Pioneer plans to maintain a 20-rig fleet this year, including four dedicated to the Southern Wolfcamp joint venture with China’s Sinochem. The company connected 64 horizontal wells to production in the fourth quarter and expects to bring 250 to 275 wells online in 2018. Of those, approximately 45 wells will be prepped for production in the first half, using the Version 3.0+ completion, which builds off of an enhanced methodology that includes proppant loadings of around 2,000 lb/lateral ft, up to 50 bbl/ft fluid concentrations, tighter 15-ft cluster and shorter 100-ft stage spacings.
In similar storylines:
Concho Resources Inc., which bills itself as the Permian’s largest pure-play operator, delivered fourth-quarter production of 211,000 boed, and is running 19 rigs to help meet a 16%-to-20% production growth target this year. Concho drilled 217 and completed 211 operated wells in 2017, within the 470,000 net acres that it holds in the Delaware and Midland basins. Recent highlights include the completion of the multi-well Brass Monkey project in the southern Delaware that includes 10 wells testing the stacked development of the third bench of the Bone Spring, the Wolfcamp A and the Wolfcamp B. The wells flowed at an average 30-day peak rate of 26,000 boed.
Diamondback Energy Inc, likewise, places the whole of its drilling and completion expenditures in the Texas Permian basket, where it holds around 207,000 net acres. Following 2017 production of 79,200 boed—up 84% year-over-year—Diamondback has set year-end 2018 guidance of 108,000 to 116,000 boed. To that end, the company will operate 10 to 12 rigs and turn between 170 and 190 gross operated wells to production, at average lateral lengths of roughly 9,300 ft.
Diamondback drilled 150 gross wells last year, with 123 gross operated horizontal wells turned to production. Recent completions included a four-well pad in the Midland basin, targeting the Wolfcamp A and B benches and the Lower Spraberry, and a two-well pad in Reeves County, with stacked pay from the Wolfcamp A and B benches, at average lateral reaches of 8,315 ft. At average lateral lengths of 12,843 ft, the four-well pad is producing more than 5,000 boed.
EOG Resources Inc. plans to average 19 rigs and seven completion spreads this year, after wrapping up what it described as a “watershed year,” marked with the First Bone Spring and Woodford oil windows emerging as new premium oil plays. EOG expects to complete 230 net wells in its 416,000-net-acre Delaware basin leasehold, prospective for the Wolfcamp, First and Second Bone Spring and the Leonard shales. Year-over-year production increased more than 80% in 2017, exceeding 100,000 bopd in the fourth quarter.

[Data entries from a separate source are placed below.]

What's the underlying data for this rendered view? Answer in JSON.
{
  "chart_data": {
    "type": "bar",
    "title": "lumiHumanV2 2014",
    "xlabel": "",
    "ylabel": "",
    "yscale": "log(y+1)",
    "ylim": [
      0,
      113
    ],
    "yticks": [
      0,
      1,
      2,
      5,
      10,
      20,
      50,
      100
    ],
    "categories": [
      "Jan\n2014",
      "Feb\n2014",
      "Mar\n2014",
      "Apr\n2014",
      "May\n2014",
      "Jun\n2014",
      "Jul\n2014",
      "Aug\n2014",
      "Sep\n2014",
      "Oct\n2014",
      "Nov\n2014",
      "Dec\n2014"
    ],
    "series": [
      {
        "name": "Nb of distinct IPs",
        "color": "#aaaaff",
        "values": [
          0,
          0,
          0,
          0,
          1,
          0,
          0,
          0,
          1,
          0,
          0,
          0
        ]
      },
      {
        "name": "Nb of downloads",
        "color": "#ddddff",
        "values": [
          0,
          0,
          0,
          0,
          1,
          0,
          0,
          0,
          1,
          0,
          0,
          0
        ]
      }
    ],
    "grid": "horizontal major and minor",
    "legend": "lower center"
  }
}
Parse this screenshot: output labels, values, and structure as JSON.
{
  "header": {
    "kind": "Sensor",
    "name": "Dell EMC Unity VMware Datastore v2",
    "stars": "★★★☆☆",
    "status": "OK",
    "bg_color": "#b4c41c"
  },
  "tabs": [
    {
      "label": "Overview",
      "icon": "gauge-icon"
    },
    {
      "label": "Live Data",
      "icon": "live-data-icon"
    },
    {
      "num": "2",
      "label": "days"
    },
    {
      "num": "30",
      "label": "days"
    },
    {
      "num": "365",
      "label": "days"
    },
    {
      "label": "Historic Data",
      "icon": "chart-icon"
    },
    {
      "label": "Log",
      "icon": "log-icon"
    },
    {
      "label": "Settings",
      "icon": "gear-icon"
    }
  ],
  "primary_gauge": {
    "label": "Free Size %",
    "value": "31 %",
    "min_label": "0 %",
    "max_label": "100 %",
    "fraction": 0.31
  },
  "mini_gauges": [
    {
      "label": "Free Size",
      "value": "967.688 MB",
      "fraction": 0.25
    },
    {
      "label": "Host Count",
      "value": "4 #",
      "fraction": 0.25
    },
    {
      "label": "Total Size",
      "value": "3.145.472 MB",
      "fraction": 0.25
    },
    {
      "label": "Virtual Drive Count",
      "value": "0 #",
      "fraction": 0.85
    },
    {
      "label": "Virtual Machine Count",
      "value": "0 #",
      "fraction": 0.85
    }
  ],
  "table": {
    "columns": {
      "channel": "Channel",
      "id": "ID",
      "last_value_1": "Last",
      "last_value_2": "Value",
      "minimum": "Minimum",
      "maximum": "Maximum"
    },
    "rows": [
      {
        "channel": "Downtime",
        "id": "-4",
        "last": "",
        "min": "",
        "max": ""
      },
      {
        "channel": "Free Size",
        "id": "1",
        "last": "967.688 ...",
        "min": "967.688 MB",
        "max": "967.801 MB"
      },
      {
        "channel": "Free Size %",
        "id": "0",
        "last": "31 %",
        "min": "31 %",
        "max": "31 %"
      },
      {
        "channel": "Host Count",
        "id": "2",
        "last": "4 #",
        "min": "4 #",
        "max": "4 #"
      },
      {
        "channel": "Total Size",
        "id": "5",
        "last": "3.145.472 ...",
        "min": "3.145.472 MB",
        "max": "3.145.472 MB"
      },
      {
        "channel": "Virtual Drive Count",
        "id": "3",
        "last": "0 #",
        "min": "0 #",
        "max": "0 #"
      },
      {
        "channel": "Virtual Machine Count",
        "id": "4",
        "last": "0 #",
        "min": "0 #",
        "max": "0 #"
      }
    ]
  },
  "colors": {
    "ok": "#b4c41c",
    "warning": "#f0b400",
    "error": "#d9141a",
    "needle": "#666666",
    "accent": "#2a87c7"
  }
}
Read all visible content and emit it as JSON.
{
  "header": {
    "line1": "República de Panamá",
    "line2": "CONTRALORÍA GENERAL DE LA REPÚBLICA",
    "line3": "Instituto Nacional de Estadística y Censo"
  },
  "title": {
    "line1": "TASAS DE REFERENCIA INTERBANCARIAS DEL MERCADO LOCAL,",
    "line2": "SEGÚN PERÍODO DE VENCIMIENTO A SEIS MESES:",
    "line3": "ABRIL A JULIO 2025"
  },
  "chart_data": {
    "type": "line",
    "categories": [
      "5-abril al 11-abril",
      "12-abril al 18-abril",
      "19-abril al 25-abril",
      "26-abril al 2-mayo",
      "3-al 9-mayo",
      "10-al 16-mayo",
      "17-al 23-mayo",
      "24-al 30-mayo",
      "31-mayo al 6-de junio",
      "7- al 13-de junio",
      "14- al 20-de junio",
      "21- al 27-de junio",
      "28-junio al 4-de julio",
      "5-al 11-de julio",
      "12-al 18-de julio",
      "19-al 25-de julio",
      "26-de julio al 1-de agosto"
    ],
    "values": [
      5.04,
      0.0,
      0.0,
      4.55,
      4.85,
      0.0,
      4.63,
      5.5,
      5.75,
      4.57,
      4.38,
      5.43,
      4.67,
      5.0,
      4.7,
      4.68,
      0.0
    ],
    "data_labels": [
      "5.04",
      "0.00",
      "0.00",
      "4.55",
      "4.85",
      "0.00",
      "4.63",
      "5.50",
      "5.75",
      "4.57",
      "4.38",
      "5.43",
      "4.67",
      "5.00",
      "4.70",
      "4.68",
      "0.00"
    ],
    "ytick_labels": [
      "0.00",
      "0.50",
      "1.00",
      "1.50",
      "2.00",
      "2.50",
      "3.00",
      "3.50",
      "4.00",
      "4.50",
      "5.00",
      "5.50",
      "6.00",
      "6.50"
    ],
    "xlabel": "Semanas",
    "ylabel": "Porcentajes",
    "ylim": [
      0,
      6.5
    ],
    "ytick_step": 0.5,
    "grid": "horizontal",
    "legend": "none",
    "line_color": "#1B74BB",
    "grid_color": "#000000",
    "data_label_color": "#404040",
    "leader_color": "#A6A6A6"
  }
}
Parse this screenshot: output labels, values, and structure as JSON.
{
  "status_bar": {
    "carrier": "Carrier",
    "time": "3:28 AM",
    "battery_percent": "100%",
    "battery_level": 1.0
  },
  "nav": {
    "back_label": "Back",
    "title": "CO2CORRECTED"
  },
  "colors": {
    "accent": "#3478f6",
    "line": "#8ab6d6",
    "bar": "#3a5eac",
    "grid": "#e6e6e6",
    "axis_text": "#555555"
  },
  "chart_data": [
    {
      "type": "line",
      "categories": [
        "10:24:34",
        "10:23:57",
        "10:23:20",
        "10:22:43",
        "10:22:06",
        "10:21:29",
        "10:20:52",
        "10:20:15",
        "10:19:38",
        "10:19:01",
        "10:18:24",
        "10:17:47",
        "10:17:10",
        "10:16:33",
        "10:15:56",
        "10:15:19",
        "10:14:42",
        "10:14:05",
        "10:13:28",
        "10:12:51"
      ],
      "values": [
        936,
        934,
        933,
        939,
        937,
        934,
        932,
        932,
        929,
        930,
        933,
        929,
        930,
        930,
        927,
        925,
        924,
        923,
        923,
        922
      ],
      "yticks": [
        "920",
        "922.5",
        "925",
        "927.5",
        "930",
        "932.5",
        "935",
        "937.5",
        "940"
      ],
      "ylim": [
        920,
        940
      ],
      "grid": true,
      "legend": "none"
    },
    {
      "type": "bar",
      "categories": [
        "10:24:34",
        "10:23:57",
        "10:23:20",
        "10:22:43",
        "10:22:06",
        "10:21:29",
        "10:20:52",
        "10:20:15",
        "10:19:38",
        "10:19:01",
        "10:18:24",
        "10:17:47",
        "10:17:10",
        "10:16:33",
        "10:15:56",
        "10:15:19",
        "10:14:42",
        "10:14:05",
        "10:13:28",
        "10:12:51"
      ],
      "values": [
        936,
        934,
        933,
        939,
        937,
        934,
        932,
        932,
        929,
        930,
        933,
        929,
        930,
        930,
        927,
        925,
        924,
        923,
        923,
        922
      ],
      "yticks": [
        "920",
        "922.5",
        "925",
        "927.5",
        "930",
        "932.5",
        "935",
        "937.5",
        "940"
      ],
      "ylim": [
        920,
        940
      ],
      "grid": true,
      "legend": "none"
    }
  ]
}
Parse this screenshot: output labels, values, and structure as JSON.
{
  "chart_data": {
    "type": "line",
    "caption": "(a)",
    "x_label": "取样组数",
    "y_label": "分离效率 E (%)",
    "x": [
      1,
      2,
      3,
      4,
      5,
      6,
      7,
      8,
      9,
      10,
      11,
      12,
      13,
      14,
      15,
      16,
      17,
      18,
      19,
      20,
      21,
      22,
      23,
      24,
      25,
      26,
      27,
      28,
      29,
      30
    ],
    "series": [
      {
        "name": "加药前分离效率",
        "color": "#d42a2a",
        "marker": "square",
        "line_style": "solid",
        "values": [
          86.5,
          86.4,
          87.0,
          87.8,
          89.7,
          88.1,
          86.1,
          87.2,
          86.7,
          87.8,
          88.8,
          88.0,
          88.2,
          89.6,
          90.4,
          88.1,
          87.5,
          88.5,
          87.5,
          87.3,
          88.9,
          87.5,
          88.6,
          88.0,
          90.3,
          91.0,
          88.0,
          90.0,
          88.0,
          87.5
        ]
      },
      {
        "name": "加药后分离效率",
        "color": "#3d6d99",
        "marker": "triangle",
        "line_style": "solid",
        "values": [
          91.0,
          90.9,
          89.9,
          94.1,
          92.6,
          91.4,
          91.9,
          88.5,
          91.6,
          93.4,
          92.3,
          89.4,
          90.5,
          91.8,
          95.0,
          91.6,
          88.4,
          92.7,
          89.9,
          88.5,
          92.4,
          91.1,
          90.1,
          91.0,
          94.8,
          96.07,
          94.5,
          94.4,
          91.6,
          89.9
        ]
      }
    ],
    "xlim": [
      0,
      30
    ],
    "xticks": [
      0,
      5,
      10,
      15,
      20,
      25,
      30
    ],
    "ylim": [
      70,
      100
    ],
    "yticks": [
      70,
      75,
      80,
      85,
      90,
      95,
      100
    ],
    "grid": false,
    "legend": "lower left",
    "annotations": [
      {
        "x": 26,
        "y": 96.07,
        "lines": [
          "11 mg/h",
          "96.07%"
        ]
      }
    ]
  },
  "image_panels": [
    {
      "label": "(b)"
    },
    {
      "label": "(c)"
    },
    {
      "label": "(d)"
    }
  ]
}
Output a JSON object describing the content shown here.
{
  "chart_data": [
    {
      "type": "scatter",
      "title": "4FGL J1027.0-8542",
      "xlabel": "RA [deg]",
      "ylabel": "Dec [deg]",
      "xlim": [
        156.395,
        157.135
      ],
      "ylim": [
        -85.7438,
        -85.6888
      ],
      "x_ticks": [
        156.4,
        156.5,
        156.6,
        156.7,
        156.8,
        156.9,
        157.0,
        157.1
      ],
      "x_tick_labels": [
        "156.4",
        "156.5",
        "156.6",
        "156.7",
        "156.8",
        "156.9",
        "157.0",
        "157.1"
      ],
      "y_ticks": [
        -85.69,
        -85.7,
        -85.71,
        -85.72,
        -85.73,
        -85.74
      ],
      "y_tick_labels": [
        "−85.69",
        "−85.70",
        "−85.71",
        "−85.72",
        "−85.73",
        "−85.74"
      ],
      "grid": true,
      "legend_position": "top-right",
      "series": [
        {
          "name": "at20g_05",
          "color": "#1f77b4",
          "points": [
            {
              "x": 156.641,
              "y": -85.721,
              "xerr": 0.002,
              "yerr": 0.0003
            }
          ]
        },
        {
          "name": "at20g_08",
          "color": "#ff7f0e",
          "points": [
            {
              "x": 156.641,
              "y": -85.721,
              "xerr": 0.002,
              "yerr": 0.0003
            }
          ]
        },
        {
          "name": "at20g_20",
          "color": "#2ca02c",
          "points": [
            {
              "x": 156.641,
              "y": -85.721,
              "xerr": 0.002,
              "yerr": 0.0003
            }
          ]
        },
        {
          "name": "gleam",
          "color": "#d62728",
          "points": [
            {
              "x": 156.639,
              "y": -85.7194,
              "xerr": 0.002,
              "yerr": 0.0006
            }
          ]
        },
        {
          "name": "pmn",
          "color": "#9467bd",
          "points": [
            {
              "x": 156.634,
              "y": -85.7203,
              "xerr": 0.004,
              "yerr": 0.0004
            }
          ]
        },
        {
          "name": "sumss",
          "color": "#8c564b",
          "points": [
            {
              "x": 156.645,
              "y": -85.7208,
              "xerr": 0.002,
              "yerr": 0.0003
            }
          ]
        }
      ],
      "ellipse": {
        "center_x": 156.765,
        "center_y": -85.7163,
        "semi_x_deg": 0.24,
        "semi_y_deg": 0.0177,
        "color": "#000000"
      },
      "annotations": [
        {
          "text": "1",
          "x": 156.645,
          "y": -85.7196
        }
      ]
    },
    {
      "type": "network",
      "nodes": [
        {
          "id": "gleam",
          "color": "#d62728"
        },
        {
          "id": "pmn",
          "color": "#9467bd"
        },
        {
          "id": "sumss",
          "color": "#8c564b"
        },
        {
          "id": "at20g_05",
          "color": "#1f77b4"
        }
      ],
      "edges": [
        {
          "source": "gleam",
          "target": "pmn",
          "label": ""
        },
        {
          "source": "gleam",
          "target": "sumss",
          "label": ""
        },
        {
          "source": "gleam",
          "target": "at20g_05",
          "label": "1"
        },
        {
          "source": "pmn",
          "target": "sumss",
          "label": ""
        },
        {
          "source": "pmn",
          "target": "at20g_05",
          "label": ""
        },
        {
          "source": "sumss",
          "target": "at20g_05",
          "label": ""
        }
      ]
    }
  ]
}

Parsley Energy Inc. expects to exit 2018 with an average production of 98,000 to 108,000 boed, with some 160 wells turned online. With a net leasehold of some 216,000 acres, Parsley plans to run 16 rigs and 10 frac crews. Among the fourth-quarter highlights was the completion of a three-well pad in Martin County, Texas, stacking the Lower Sprayberry, Wolfcamp A and Wolfcamp B horizons.
Marathon Oil Corp. produced 11,000 net boed in the fourth quarter, compared to 9,000 boed in the prior quarter, from a 91,000-net-acre position in New Mexico’s highly competitive northern Delaware basin, acquired in two acquisitions last year. During the final 2017 quarter, Marathon initiated production on 11 gross operated wells in Eddy and Lee counties with average 30-day initial production rates of 1,835 boed.